Limit to visit a doctor

A patient is only permitted a certain number of doctor visits for one episode. Let’s assume that a patient can visit the same doctor for the same episode typically three times within 10 days for the same ailment when they discover they have a fever or any other condition when they consult a doctor at the clinic. So he goes for the initial consultation on day one, reports for a follow-up on day three, and then might wish to reconsult on days six or seven to track his recovery. For this, he will be charged a one-time consulting fee. When this cap is reached, additional insurance company permission is required.

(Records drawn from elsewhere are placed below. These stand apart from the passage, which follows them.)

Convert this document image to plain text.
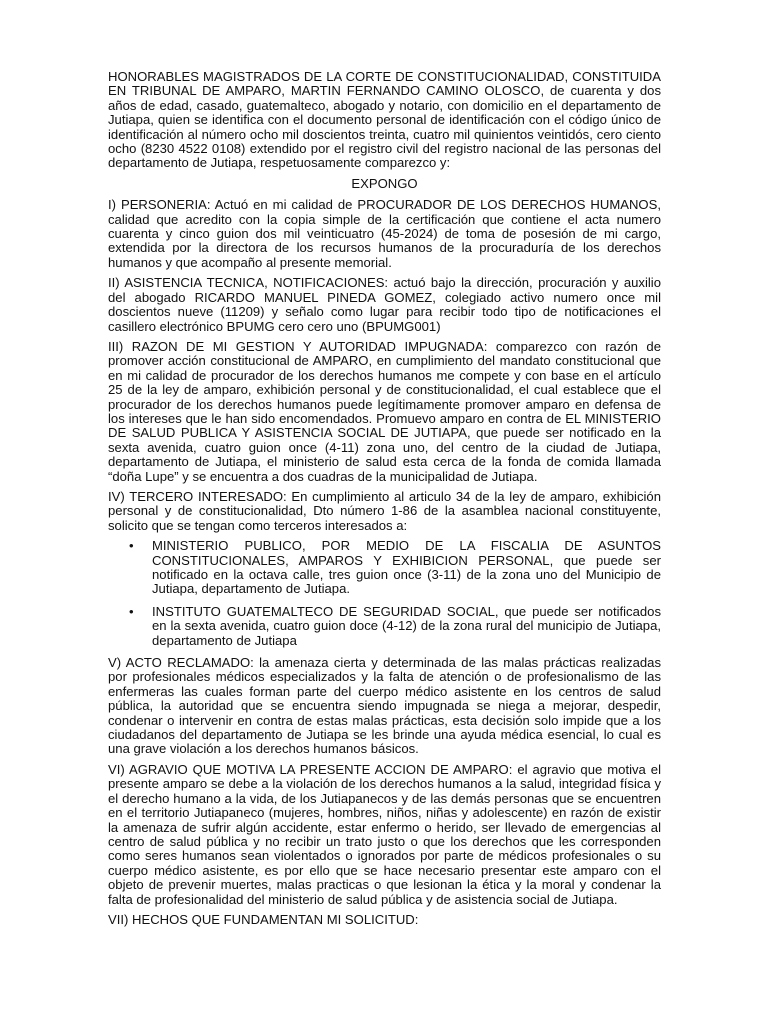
HONORABLES MAGISTRADOS DE LA CORTE DE CONSTITUCIONALIDAD, CONSTITUIDA EN TRIBUNAL DE AMPARO, MARTIN FERNANDO CAMINO OLOSCO, de cuarenta y dos años de edad, casado, guatemalteco, abogado y notario, con domicilio en el departamento de Jutiapa, quien se identifica con el documento personal de identificación con el código único de identificación al número ocho mil doscientos treinta, cuatro mil quinientos veintidós, cero ciento ocho (8230 4522 0108) extendido por el registro civil del registro nacional de las personas del departamento de Jutiapa, respetuosamente comparezco y:

EXPONGO

I) PERSONERIA: Actuó en mi calidad de PROCURADOR DE LOS DERECHOS HUMANOS, calidad que acredito con la copia simple de la certificación que contiene el acta numero cuarenta y cinco guion dos mil veinticuatro (45-2024) de toma de posesión de mi cargo, extendida por la directora de los recursos humanos de la procuraduría de los derechos humanos y que acompaño al presente memorial.

II) ASISTENCIA TECNICA, NOTIFICACIONES: actuó bajo la dirección, procuración y auxilio del abogado RICARDO MANUEL PINEDA GOMEZ, colegiado activo numero once mil doscientos nueve (11209) y señalo como lugar para recibir todo tipo de notificaciones el casillero electrónico BPUMG cero cero uno (BPUMG001)

III) RAZON DE MI GESTION Y AUTORIDAD IMPUGNADA: comparezco con razón de promover acción constitucional de AMPARO, en cumplimiento del mandato constitucional que en mi calidad de procurador de los derechos humanos me compete y con base en el artículo 25 de la ley de amparo, exhibición personal y de constitucionalidad, el cual establece que el procurador de los derechos humanos puede legítimamente promover amparo en defensa de los intereses que le han sido encomendados. Promuevo amparo en contra de EL MINISTERIO DE SALUD PUBLICA Y ASISTENCIA SOCIAL DE JUTIAPA, que puede ser notificado en la sexta avenida, cuatro guion once (4-11) zona uno, del centro de la ciudad de Jutiapa, departamento de Jutiapa, el ministerio de salud esta cerca de la fonda de comida llamada “doña Lupe” y se encuentra a dos cuadras de la municipalidad de Jutiapa.

IV) TERCERO INTERESADO: En cumplimiento al articulo 34 de la ley de amparo, exhibición personal y de constitucionalidad, Dto número 1-86 de la asamblea nacional constituyente, solicito que se tengan como terceros interesados a:

• MINISTERIO PUBLICO, POR MEDIO DE LA FISCALIA DE ASUNTOS CONSTITUCIONALES, AMPAROS Y EXHIBICION PERSONAL, que puede ser notificado en la octava calle, tres guion once (3-11) de la zona uno del Municipio de Jutiapa, departamento de Jutiapa.
• INSTITUTO GUATEMALTECO DE SEGURIDAD SOCIAL, que puede ser notificados en la sexta avenida, cuatro guion doce (4-12) de la zona rural del municipio de Jutiapa, departamento de Jutiapa

V) ACTO RECLAMADO: la amenaza cierta y determinada de las malas prácticas realizadas por profesionales médicos especializados y la falta de atención o de profesionalismo de las enfermeras las cuales forman parte del cuerpo médico asistente en los centros de salud pública, la autoridad que se encuentra siendo impugnada se niega a mejorar, despedir, condenar o intervenir en contra de estas malas prácticas, esta decisión solo impide que a los ciudadanos del departamento de Jutiapa se les brinde una ayuda médica esencial, lo cual es una grave violación a los derechos humanos básicos.

VI) AGRAVIO QUE MOTIVA LA PRESENTE ACCION DE AMPARO: el agravio que motiva el presente amparo se debe a la violación de los derechos humanos a la salud, integridad física y el derecho humano a la vida, de los Jutiapanecos y de las demás personas que se encuentren en el territorio Jutiapaneco (mujeres, hombres, niños, niñas y adolescente) en razón de existir la amenaza de sufrir algún accidente, estar enfermo o herido, ser llevado de emergencias al centro de salud pública y no recibir un trato justo o que los derechos que les corresponden como seres humanos sean violentados o ignorados por parte de médicos profesionales o su cuerpo médico asistente, es por ello que se hace necesario presentar este amparo con el objeto de prevenir muertes, malas practicas o que lesionan la ética y la moral y condenar la falta de profesionalidad del ministerio de salud pública y de asistencia social de Jutiapa.

VII) HECHOS QUE FUNDAMENTAN MI SOLICITUD:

Pre-approval for a medical procedure

A patient is only permitted a certain number of doctor visits for one episode. Let’s imagine a patient goes to the clinic with a fever or any other illness and consults a doctor there. Reality: An approval is only good for a short time. The patient should receive a clear explanation of the validity period. The patient might need to reapply for permission if the treatment is not received within the allotted time frame. Patients should also be aware that clearances for testing and procedures take time. For instance, if a patient needs tests that cost Dh1,500 but his insurance only covers Dh1,000, both the patient and the doctor must pay the difference.